É tão raro ver um filme paraguaio ganhar o mundo que, quando algum consegue ir a um grande festival atiça a curiosidade já de antemão. Assim foi com “As Herdeiras”, que chegou ao último Festival de Berlim como incógnita e saiu com elogios e com os prêmios da crítica e de melhor atriz (Ana Brun).
É verdade que a seleção de Berlim 2018 não foi lá nenhum primor, mas o longa de estreia de Marcelo Martinessi merece, em parte, a aclamação. É um filme humano, delicado, sobre uma mulher que redescobre a própria individualidade após os 60 anos.
Chela vive há décadas com a namorada Chiquita em uma mansão herdada. São da elite paraguaia, mas estão atoladas em dívidas: vendem móveis e prataria para poder comer. Ainda se gostam, mas o desejo sumiu; Chela se incomoda com a simples presença da parceira.
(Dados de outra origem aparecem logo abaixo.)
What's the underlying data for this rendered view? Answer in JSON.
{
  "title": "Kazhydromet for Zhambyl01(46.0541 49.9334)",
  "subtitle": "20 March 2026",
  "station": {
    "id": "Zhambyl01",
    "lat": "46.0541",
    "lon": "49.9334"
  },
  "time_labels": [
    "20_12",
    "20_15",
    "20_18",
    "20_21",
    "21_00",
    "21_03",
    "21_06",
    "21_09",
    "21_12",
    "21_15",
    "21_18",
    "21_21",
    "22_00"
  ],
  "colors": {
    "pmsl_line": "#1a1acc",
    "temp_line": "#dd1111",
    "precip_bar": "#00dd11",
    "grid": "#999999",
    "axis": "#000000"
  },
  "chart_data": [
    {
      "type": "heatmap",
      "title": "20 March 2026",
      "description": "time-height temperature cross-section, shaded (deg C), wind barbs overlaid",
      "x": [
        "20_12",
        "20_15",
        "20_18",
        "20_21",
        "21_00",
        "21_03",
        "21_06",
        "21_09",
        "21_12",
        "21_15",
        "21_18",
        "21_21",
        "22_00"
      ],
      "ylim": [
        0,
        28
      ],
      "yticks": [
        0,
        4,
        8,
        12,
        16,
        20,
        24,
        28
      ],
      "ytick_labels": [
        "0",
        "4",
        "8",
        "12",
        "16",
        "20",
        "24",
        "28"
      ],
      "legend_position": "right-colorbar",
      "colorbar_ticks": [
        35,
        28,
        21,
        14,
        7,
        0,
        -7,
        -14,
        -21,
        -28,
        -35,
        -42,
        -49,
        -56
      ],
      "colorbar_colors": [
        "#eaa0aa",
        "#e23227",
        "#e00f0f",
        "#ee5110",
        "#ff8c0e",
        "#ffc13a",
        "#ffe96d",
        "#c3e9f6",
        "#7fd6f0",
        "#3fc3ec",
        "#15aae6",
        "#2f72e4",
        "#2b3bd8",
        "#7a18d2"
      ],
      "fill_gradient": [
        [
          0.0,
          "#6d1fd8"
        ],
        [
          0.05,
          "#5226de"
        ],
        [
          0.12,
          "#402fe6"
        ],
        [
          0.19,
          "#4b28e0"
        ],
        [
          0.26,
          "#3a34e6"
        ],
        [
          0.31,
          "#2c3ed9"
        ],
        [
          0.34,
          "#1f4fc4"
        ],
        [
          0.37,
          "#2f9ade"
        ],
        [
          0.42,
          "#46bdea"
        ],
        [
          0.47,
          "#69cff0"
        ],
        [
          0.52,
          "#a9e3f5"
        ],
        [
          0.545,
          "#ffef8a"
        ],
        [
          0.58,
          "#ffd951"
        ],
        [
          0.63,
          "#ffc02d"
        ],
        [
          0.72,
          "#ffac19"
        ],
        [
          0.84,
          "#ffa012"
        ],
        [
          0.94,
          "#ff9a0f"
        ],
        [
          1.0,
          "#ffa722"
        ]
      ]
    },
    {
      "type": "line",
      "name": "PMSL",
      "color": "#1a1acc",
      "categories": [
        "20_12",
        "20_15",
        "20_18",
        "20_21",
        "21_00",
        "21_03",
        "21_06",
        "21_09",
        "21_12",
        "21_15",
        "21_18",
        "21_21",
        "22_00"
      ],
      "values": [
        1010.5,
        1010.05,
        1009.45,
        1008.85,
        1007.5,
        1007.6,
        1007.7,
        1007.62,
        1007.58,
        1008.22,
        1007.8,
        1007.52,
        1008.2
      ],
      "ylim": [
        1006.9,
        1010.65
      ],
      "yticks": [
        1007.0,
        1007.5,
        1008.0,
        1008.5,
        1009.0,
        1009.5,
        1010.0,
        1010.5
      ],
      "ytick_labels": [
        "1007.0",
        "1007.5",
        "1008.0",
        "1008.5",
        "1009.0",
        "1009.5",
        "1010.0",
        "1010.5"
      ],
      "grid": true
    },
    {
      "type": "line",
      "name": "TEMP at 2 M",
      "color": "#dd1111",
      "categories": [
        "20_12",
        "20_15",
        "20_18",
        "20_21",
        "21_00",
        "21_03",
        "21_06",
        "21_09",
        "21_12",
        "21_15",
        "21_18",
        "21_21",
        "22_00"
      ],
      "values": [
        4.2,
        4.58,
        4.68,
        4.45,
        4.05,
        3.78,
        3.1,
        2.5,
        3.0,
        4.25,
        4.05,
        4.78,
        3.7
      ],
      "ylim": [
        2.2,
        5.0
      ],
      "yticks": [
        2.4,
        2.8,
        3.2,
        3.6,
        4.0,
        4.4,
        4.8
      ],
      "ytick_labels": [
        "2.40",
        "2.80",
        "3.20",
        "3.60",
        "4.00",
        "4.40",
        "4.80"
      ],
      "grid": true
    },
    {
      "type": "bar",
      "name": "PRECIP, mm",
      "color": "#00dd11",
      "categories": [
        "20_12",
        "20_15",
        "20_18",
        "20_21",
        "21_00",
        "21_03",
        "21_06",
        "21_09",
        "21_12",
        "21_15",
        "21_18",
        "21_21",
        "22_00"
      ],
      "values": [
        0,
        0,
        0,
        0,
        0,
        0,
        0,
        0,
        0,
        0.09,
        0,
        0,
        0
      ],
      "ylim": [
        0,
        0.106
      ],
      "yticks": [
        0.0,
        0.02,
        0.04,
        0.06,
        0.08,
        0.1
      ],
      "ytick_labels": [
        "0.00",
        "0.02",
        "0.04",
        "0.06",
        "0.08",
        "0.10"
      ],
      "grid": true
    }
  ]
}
Quando esta vai presa por conta das dívidas, é ao mesmo tempo um choque e um alívio para a deprimida Chela, que vê ali uma chance de voltar a se empolgar com a vida.
O longa é introspectivo, e seu ritmo meio hipoglicêmico se adequa bem às intenções do diretor: falar de alguém que retorna a si mesma após anos de autonegligência. O filme mostra que uma adversidade pode tirar alguém do estado de hibernação.
Martinessi é um bom diretor, mas investe naquele intimismo naturalista já cansado, quase um cacoete de certo cinema atual. Nasceu no Paraguai, mas seu filme poderia ter sido feito por um diretor de qualquer outro país latino-americano, quiçá europeu. Ser uma coprodução de vários países não redime a ausência, ali, de um tratamento mais local: sente-se falta de uma visão mais marcadamente paraguaia.
Além disso, ao reiterar o aspecto existencialista, universal do tema, negligencia o que Chela tinha de mais específico —e promissor. Ela é idosa, lésbica, paraguaia; mas Martinessi só tangencia essas particularidades, em nome de seu projeto generalista. Um projeto legítimo? Sim, mas também frustrante.
Mas Ana Brun compensa as falhas. Em seu primeiro longa, ela tem uma performance invariavelmente contida, minimalista. Onde outras atrizes veriam a brecha para pavonear recursos expressivos, Brun opta pela economia. Por inexperiência ou de caso pensado, sua aposta é intrigantemente certeira.